Luther defended his practice of infant baptism with 5 arguments.  1) Infants come to faith through the faith of those who perform the baptism. 2) Baptismal faith is powerful.  Luther said, “For the word of God is powerful enough when uttered to change even a godless heart, which is not less responsive than that of an infant.” 3) Children and adults alike receive faith passively. 4) Specific recall of the event is unnecessary. The people present remember and tell the story on your behalf until you believe. 5) The church has baptized children since its foundation, and they have been recognized as witnesses and martyrs, so why should God’s gift of baptism be denied them?   One of Lucas Cranach’s poignant portraits of Jesus’s blessing little children defended this final argument. “Let the children come unto me.”

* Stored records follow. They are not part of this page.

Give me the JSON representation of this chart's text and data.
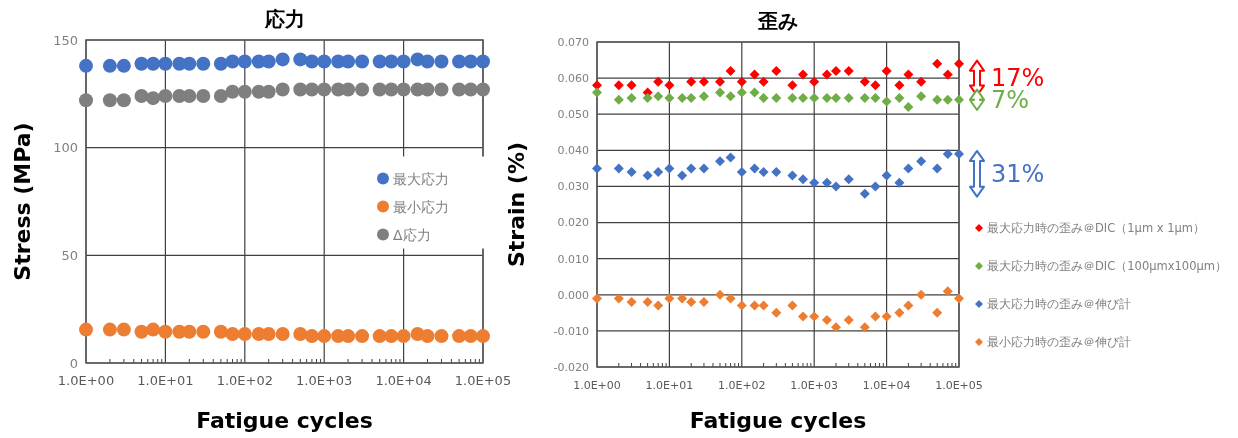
{
  "chart_data": [
    {
      "type": "scatter",
      "title": "応力",
      "xlabel": "Fatigue cycles",
      "ylabel": "Stress (MPa)",
      "log": "x",
      "grid": true,
      "marker": "circle",
      "legend": "right",
      "x": [
        1,
        2,
        3,
        5,
        7,
        10,
        15,
        20,
        30,
        50,
        70,
        100,
        150,
        200,
        300,
        500,
        700,
        1000,
        1500,
        2000,
        3000,
        5000,
        7000,
        10000,
        15000,
        20000,
        30000,
        50000,
        70000,
        100000
      ],
      "xlim": [
        1,
        100000
      ],
      "xticks": [
        {
          "value": 1,
          "label": "1.0E+00"
        },
        {
          "value": 10,
          "label": "1.0E+01"
        },
        {
          "value": 100,
          "label": "1.0E+02"
        },
        {
          "value": 1000,
          "label": "1.0E+03"
        },
        {
          "value": 10000,
          "label": "1.0E+04"
        },
        {
          "value": 100000,
          "label": "1.0E+05"
        }
      ],
      "ylim": [
        0,
        150
      ],
      "yticks": [
        0,
        50,
        100,
        150
      ],
      "series": [
        {
          "name": "最大応力",
          "color": "#4472c4",
          "values": [
            138,
            138,
            138,
            139,
            139,
            139,
            139,
            139,
            139,
            139,
            140,
            140,
            140,
            140,
            141,
            141,
            140,
            140,
            140,
            140,
            140,
            140,
            140,
            140,
            141,
            140,
            140,
            140,
            140,
            140
          ]
        },
        {
          "name": "最小応力",
          "color": "#ed7d31",
          "values": [
            15.5,
            15.5,
            15.5,
            14.5,
            15.5,
            14.5,
            14.5,
            14.5,
            14.5,
            14.5,
            13.5,
            13.5,
            13.5,
            13.5,
            13.5,
            13.5,
            12.5,
            12.5,
            12.5,
            12.5,
            12.5,
            12.5,
            12.5,
            12.5,
            13.5,
            12.5,
            12.5,
            12.5,
            12.5,
            12.5
          ]
        },
        {
          "name": "Δ応力",
          "color": "#7f7f7f",
          "values": [
            122,
            122,
            122,
            124,
            123,
            124,
            124,
            124,
            124,
            124,
            126,
            126,
            126,
            126,
            127,
            127,
            127,
            127,
            127,
            127,
            127,
            127,
            127,
            127,
            127,
            127,
            127,
            127,
            127,
            127
          ]
        }
      ]
    },
    {
      "type": "scatter",
      "title": "歪み",
      "xlabel": "Fatigue cycles",
      "ylabel": "Strain (%)",
      "log": "x",
      "grid": true,
      "marker": "diamond",
      "legend": "right",
      "x": [
        1,
        2,
        3,
        5,
        7,
        10,
        15,
        20,
        30,
        50,
        70,
        100,
        150,
        200,
        300,
        500,
        700,
        1000,
        1500,
        2000,
        3000,
        5000,
        7000,
        10000,
        15000,
        20000,
        30000,
        50000,
        70000,
        100000
      ],
      "xlim": [
        1,
        100000
      ],
      "xticks": [
        {
          "value": 1,
          "label": "1.0E+00"
        },
        {
          "value": 10,
          "label": "1.0E+01"
        },
        {
          "value": 100,
          "label": "1.0E+02"
        },
        {
          "value": 1000,
          "label": "1.0E+03"
        },
        {
          "value": 10000,
          "label": "1.0E+04"
        },
        {
          "value": 100000,
          "label": "1.0E+05"
        }
      ],
      "ylim": [
        -0.02,
        0.07
      ],
      "yticks": [
        {
          "value": -0.02,
          "label": "-0.020"
        },
        {
          "value": -0.01,
          "label": "-0.010"
        },
        {
          "value": 0,
          "label": "0.000"
        },
        {
          "value": 0.01,
          "label": "0.010"
        },
        {
          "value": 0.02,
          "label": "0.020"
        },
        {
          "value": 0.03,
          "label": "0.030"
        },
        {
          "value": 0.04,
          "label": "0.040"
        },
        {
          "value": 0.05,
          "label": "0.050"
        },
        {
          "value": 0.06,
          "label": "0.060"
        },
        {
          "value": 0.07,
          "label": "0.070"
        }
      ],
      "annotations": [
        "17%",
        "7%",
        "31%"
      ],
      "series": [
        {
          "name": "最大応力時の歪み＠DIC（1μm x 1μm）",
          "color": "#ff0000",
          "values": [
            0.058,
            0.058,
            0.058,
            0.056,
            0.059,
            0.058,
            null,
            0.059,
            0.059,
            0.059,
            0.062,
            0.059,
            0.061,
            0.059,
            0.062,
            0.058,
            0.061,
            0.059,
            0.061,
            0.062,
            0.062,
            0.059,
            0.058,
            0.062,
            0.058,
            0.061,
            0.059,
            0.064,
            0.061,
            0.064
          ]
        },
        {
          "name": "最大応力時の歪み＠DIC（100μmx100μm）",
          "color": "#70ad47",
          "values": [
            0.056,
            0.054,
            0.0545,
            0.0545,
            0.055,
            0.0545,
            0.0545,
            0.0545,
            0.055,
            0.056,
            0.055,
            0.056,
            0.056,
            0.0545,
            0.0545,
            0.0545,
            0.0545,
            0.0545,
            0.0545,
            0.0545,
            0.0545,
            0.0545,
            0.0545,
            0.0535,
            0.0545,
            0.052,
            0.055,
            0.054,
            0.054,
            0.054
          ]
        },
        {
          "name": "最大応力時の歪み＠伸び計",
          "color": "#4472c4",
          "values": [
            0.035,
            0.035,
            0.034,
            0.033,
            0.034,
            0.035,
            0.033,
            0.035,
            0.035,
            0.037,
            0.038,
            0.034,
            0.035,
            0.034,
            0.034,
            0.033,
            0.032,
            0.031,
            0.031,
            0.03,
            0.032,
            0.028,
            0.03,
            0.033,
            0.031,
            0.035,
            0.037,
            0.035,
            0.039,
            0.039
          ]
        },
        {
          "name": "最小応力時の歪み＠伸び計",
          "color": "#ed7d31",
          "values": [
            -0.001,
            -0.001,
            -0.002,
            -0.002,
            -0.003,
            -0.001,
            -0.001,
            -0.002,
            -0.002,
            0.0,
            -0.001,
            -0.003,
            -0.003,
            -0.003,
            -0.005,
            -0.003,
            -0.006,
            -0.006,
            -0.007,
            -0.009,
            -0.007,
            -0.009,
            -0.006,
            -0.006,
            -0.005,
            -0.003,
            0.0,
            -0.005,
            0.001,
            -0.001
          ]
        }
      ]
    }
  ]
}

Now you may be wondering, but how can water and words offer such powerful promise?  Light for life’s darkest valleys, consolation for one’s greatest sorrows, and strength for times of weakness?  Martin Luther once said, that baptism is a once-in- a- lifetime experience that takes our entire lives to fulfill. It goes hand in hand with the words, “I am baptized.” Your assurance is nurtured and strengthened by the Holy Spirit throughout your lifetime through the study of scripture and through a life of prayer.  Baptism is not simply a one time, magical act which prevents all harm from drawing near.  Baptism is the beginning of a new life which leads to salvation, and is remembered every time you wash and recall God’s word.  Yes, the assurance of God’s promise begins every time you recall the words, “I am baptized.”

May the peace of God which passes all understanding keep your hearts and minds in Christ Jesus. Amen.